"Gorgeous" George has a justified reputation for making lesser films more by virtue of the limitless bags of roguish charm he always seems to have in reserve.
However, he's pretty much running on empty by the end of this self-conscious tribute to the 1930s and 40s screwball comedies of Howard Hawks and Preston Sturges.
He plays Dodge Connelly, a 1920s American football hero in the day when it was played for the good of the game with a side serving of fisticuffs and drunken brawling.
However, when his rag-tag team loses its sponsor and folds, the players are condemned to a hard life back in the mines and on the fields (imagine sending Dennis Wise back to a cardboard box factory).

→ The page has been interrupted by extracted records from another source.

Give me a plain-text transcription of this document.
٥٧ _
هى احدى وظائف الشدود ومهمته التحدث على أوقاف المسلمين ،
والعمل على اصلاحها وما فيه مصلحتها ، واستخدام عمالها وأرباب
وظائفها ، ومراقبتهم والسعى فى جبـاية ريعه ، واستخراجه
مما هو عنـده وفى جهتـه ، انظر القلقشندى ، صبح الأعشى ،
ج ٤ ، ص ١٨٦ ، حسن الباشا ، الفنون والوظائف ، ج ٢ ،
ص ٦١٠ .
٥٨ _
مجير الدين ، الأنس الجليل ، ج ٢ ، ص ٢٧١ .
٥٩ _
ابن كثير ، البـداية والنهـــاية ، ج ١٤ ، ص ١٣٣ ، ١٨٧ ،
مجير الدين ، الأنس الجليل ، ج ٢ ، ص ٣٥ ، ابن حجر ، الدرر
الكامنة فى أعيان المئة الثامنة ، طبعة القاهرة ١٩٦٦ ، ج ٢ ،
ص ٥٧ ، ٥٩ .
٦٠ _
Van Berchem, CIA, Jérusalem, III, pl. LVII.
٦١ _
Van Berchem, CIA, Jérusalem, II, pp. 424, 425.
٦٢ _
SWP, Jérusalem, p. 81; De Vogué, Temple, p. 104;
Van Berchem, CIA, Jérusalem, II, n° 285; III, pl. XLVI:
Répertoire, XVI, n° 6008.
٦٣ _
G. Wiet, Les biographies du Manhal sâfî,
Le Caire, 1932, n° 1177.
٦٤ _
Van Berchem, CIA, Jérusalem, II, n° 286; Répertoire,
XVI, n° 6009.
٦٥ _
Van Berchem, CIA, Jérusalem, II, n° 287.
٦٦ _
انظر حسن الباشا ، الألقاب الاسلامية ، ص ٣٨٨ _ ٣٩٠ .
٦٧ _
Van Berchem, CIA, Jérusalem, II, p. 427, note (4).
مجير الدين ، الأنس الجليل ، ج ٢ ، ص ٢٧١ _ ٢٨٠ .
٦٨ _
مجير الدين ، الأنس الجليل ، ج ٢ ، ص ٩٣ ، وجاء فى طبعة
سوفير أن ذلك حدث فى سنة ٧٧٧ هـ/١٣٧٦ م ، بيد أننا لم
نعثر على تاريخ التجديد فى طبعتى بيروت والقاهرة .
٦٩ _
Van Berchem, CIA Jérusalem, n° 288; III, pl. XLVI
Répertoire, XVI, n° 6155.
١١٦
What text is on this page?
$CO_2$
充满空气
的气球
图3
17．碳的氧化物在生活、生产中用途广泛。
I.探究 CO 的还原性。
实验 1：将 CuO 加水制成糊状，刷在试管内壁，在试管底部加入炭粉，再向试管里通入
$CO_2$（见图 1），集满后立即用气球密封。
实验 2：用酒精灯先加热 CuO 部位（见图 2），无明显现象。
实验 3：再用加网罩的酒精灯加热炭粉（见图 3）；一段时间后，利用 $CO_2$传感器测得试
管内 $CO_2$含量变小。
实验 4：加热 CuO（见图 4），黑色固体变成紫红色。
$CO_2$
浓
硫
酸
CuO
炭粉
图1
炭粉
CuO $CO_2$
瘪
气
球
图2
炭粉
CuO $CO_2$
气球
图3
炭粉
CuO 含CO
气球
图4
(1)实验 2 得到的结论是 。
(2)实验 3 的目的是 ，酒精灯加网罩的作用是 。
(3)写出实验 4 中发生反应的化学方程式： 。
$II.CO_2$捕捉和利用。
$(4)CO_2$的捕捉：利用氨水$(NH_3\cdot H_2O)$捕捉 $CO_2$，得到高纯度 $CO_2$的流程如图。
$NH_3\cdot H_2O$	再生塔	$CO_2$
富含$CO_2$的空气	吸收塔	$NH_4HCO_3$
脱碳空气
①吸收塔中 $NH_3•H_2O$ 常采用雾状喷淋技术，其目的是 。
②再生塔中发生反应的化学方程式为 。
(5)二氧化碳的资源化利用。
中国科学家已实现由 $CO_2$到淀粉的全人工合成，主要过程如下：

But Dodge doesn't give up. Flexing his charm and persuasive patter, he convinces slippery agent CC Frazier (Jonathan Pryce) to snag rising college player Carter Rutherford (Krasinski, star of the US version of The Office) to head up the revived team.
The arrival of "The Bullet" captures the attention of spiky news reporter Lexie Littleton (Zellweger), who launches a probe into claims he single-handedly captured a platoon of Germans during The Great War.
And she also captures the flirtatious attentions of both Dodge (wily old charmer) and Carter (fresh-faced young hero brimming with false modesty), a situation that you just know is going to come to a head.
This is amiable enough, with Clooney effortlessly working his well-worn charms (you even glimpse him in his jim-jams) to produce a decent enough chemistry with Zellweger's ambitious news vixen.
Yet, it never catches fire. The humour is gentle rather than sharp (more mugging than Liverpool on a Saturday night) and there's an embarrassment of aged gags that wouldn't feel out of place in one of the racier episodes of Terry & June.
Woody Allen (before his muse was so rudely snatched away) used to excel at these retro rom-coms, but this is allowed to rattle on far too long.
Where Clooney scores is with the period setting; immaculately captured courtesy of sumptuous art deco hotels, veteran cars and any amount of unfeasibly large flat caps all conveying a world lights years away from jumbotrons and Astroturf.
By the final touchdown, there is enough to like and - let's face it - we'll always take time out for twinkly-eyed George.